Donatello, St. John the Evangelist
(1408–15).
Photo: Antonio Quattrone © Opera di Santa Maria del Fiore.

Although MOBIA explored its options, the museum ultimately couldn’t afford to lease and potentially renovate a new site, which could have cost up to $5 million a year. Its annual operating budget ranged from $2.5 million to $3.5 million.

“When the sale of the building was announced, that really brought everything to a head and started the clock ticking,” MOBIA director Richard P. Townsend, who joined the institution just two years ago, told the New York Times. “In the end, it just wasn’t enough time. I can’t tell you the various angles, the different angles, that we explored this from.”

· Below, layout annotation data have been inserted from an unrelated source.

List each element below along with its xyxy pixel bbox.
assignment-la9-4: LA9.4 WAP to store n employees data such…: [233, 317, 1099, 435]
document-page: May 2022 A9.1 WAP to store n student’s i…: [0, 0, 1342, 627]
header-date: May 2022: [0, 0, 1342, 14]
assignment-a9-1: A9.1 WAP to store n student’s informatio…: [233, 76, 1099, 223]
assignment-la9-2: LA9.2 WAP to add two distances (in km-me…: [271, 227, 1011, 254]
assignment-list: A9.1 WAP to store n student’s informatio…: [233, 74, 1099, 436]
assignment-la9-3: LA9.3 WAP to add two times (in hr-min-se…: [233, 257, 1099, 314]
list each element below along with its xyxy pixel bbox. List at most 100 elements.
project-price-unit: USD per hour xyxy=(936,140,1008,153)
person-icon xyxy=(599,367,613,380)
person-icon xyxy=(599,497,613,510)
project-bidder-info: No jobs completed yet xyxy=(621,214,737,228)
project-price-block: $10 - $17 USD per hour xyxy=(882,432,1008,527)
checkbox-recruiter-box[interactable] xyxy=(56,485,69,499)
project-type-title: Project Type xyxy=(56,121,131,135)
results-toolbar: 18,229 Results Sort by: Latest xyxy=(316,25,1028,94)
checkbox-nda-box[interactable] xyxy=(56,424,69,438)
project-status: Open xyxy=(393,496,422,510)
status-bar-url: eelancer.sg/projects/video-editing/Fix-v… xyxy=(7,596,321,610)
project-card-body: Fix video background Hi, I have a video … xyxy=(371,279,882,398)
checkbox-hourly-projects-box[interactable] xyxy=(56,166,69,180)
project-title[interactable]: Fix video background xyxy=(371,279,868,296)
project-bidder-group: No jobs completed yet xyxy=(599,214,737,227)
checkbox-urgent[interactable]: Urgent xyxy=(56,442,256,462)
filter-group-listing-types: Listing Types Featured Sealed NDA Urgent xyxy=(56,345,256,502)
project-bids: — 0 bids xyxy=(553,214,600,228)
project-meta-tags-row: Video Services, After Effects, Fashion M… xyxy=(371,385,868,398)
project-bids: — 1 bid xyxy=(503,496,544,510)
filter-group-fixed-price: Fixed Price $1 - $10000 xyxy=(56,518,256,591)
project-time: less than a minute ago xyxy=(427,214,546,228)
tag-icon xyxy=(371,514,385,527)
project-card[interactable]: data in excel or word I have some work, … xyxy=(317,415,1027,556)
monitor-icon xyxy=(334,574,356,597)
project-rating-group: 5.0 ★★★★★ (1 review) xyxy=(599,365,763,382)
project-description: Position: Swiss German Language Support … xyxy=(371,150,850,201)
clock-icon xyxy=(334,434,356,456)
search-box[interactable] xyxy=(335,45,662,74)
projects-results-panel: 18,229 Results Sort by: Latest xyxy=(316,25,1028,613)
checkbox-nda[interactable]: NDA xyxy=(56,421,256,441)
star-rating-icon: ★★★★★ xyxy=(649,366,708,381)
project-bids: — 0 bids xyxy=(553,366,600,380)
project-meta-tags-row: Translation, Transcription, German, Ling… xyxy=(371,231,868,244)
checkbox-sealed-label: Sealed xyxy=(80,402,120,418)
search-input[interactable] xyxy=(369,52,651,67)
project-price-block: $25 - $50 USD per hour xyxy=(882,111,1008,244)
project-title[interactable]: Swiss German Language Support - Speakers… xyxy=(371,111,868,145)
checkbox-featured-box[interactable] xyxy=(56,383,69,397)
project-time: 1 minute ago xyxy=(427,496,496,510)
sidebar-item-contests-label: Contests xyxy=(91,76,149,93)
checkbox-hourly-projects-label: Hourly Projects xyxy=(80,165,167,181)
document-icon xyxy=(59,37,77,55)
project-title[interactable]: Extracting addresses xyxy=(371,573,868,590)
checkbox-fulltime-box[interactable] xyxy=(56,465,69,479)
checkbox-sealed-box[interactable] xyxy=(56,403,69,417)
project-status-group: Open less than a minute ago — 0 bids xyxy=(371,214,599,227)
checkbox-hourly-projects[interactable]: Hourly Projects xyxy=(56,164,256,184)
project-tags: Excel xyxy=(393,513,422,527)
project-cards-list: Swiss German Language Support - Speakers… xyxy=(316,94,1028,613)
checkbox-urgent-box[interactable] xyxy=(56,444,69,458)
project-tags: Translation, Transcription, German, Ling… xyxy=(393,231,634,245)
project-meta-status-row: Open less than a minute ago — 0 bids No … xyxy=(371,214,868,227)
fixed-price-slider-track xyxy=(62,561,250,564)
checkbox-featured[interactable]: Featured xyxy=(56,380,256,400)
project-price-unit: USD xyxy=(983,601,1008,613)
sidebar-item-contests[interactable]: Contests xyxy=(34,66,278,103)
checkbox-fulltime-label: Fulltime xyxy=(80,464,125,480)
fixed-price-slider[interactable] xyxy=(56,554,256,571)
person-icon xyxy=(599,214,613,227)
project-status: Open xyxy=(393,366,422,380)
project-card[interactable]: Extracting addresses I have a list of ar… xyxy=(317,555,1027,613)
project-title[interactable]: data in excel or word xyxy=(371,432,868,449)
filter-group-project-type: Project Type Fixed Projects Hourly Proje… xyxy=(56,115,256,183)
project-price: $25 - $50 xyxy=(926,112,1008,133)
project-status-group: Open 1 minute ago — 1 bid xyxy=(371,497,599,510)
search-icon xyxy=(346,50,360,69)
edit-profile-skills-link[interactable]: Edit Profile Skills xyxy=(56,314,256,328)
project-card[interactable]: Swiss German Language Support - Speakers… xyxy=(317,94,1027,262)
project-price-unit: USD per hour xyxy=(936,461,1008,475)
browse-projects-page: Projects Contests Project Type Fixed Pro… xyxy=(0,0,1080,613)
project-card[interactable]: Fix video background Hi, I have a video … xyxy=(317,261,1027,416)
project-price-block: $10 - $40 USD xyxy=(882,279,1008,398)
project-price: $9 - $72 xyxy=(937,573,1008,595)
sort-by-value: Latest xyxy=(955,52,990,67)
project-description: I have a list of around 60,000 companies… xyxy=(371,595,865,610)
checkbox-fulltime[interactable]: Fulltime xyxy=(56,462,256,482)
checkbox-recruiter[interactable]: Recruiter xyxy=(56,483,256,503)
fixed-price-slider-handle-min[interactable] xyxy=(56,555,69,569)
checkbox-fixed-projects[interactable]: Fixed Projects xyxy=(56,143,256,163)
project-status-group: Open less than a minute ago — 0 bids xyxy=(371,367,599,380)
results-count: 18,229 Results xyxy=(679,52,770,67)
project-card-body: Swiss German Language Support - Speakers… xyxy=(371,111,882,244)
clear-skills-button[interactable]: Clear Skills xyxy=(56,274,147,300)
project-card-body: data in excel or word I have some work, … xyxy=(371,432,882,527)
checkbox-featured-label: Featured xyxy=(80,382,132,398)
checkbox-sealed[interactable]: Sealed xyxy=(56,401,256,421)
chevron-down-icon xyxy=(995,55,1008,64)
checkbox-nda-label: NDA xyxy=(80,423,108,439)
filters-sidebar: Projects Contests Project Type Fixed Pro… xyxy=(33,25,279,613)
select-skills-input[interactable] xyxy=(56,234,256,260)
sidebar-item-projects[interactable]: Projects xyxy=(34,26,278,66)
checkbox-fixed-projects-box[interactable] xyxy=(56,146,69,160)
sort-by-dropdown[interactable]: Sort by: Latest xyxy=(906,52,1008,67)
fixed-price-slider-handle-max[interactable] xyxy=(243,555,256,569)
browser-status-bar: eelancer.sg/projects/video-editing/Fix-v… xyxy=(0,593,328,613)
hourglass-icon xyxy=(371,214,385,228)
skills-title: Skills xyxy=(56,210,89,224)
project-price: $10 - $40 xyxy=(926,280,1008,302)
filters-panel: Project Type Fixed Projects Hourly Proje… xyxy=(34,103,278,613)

Part of the problem may also have been a question of identity, as the museum attempted to straddle the largely secular art world and the Christian community, presenting the Bible as a culturally significant text that inspires artists both historically and today. That distinction may not have always been clear: “Just having the world ‘bible’ in the name says to many people that we’re a conservative, right-wing group, and that could not be further from the case,” a former MOBIA publicist told the Times.

The museum’s next scheduled exhibition, “Power and Piety: Spanish Colonial Art from the Patricia Cisneros Collection,” will instead make its debut in March 2016 at the Society of Four Arts in Palm Beach, Florida, which was planned to be the second stop of a national tour running through 2018.